What Is PageSpeed Insights?
PageSpeed Insights (PSI) is Google's official performance analysis tool that evaluates how well a web page performs on both mobile and desktop devices. Originally launched in 2010 as a simple speed test, PSI has evolved into a comprehensive performance diagnostic platform that combines real-world Chrome User Experience Report (CrUX) data with Lighthouse lab testing to provide the most authoritative performance assessment available.
Our PageSpeed Insights Checker leverages the same analytical framework to deliver performance data that directly reflects how Google evaluates your pages for ranking purposes. This is not a third-party approximation; it uses the same metrics, thresholds, and scoring methodology that Google applies when assessing your site's page experience signals.
The tool provides two distinct types of performance data:
Field Data (Real User Metrics): Collected from actual Chrome users who visit your page over a rolling 28-day period. Field data represents the real-world experience of your visitors across diverse devices, network conditions, and geographic locations. This is the data Google uses for Core Web Vitals assessment in search rankings. Field data is available only for pages with sufficient traffic to generate a statistically significant sample.
Lab Data (Simulated Testing): Generated by running your page through Lighthouse, Google's open-source performance auditing tool, in a controlled, simulated environment. Lab data uses a fixed device and network profile, typically a mid-tier mobile device on a throttled 4G connection, to ensure consistent, reproducible results.

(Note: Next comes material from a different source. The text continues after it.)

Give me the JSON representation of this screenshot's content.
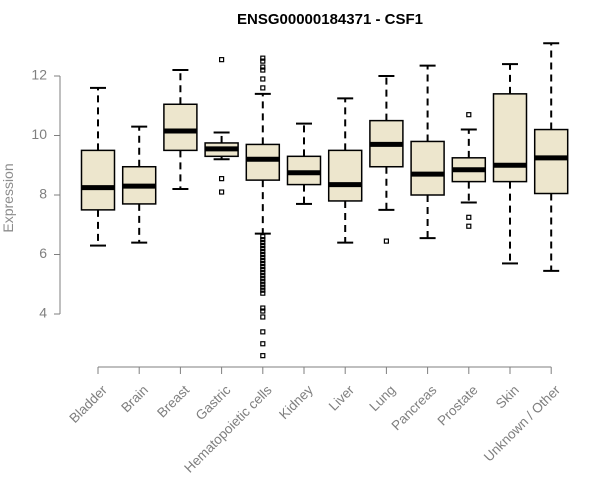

Lab data is available for any URL regardless of traffic volume and provides detailed diagnostic information that field data cannot offer.
The performance score ranges from 0 to 100 and is calculated as a weighted average of six lab metrics: First Contentful Paint (10%), Speed Index (10%), Largest Contentful Paint (25%), Total Blocking Time (30%), Cumulative Layout Shift (25%), and any applicable bonus from unused audit scores. Scores of 90 and above are classified as good (green), 50 to 89 as needs improvement (orange), and below 50 as poor (red).
Understanding these scores and the underlying metrics is essential because Google has made page experience, and Core Web Vitals specifically, an official ranking signal. Pages that meet Core Web Vitals thresholds have a measurable advantage in search results, and this advantage compounds across large sites where marginal improvements apply to thousands of indexed pages.